Eschewing U.S. President Donald Trump’s weakened fuel standards, Canada signed an agreement with California this week to work with the state on establishing their own greenhouse gas regulations and promoting clean energy vehicles.
The memorandum the two governments signed Wednesday ends two decades of Canada aligning itself with U.S. fuel standards ― something the country said it was considering after Trump announced last summer that he was rolling back Barack Obama’s Clean Power Plan mandating that automakers double the fuel economy of all new cars and light trucks.
California, meanwhile, has committed to maintaining those Obama-era standards, citing a waiver that lets it set its own auto emissions rules. Leading the opposition to Trump’s rollback, the state has been engaged in an ongoing legal fight with the Trump administration for the last year over its right to that waiver.
California Gov. Gavin Newsom (D) said in a statement that he was excited about the diplomacy.
“California takes a backseat to no one when it comes to combatting climate change, standing up for clean air and protecting the health of future generations,” he said. “We look forward to working with Canada to adopt clean technologies that take us closer to our clean air goals.”
In doing so, Newsom continues his predecessor Gov. Jerry Brown’s (D) strategy of engaging in international climate change efforts as a state after Trump pulled the U.S. out of the landmark Paris Agreement on climate change.
Canada’s environment minister, Catherine McKenna, said Wednesday the country views California as a leader on the issue.
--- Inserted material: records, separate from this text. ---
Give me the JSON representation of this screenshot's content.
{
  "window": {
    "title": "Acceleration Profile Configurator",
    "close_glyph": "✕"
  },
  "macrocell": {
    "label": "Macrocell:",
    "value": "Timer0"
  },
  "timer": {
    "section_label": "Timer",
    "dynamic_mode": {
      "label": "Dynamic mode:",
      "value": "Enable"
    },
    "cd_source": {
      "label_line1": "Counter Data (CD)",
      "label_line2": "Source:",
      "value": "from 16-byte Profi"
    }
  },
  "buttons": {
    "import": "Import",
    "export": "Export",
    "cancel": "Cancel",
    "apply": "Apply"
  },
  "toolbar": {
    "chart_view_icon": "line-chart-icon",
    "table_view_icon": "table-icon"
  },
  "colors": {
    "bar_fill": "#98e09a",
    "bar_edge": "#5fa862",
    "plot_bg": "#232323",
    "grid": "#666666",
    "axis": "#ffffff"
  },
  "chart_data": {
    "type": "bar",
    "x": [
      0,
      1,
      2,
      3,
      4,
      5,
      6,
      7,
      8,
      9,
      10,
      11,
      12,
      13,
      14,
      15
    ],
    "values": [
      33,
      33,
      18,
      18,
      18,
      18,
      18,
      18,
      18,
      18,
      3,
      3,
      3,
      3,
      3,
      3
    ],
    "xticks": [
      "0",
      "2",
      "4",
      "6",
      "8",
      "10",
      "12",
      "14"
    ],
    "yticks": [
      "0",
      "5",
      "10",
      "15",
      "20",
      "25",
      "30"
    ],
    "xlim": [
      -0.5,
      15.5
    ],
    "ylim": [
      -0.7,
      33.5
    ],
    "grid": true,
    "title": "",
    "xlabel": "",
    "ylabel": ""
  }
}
“Working with California is a way to move forward and share best practices and align our standards,” she said in a call with reporters. “California has been an inspiration when it comes to clean fuel standards. That is where the world is going.”
The state and country agreed to three main things in this week’s memorandum: to collaborate on regulations to reduce emissions, to team up on developing clean-fuel alternatives and for Canada to develop an incentives program to accelerate its transition to zero-emissions vehicles.
The agreement is effective immediately.
Neither the Department of the Interior nor the Environmental Protection Agency immediately returned a request for comment on the Canada-California collaboration.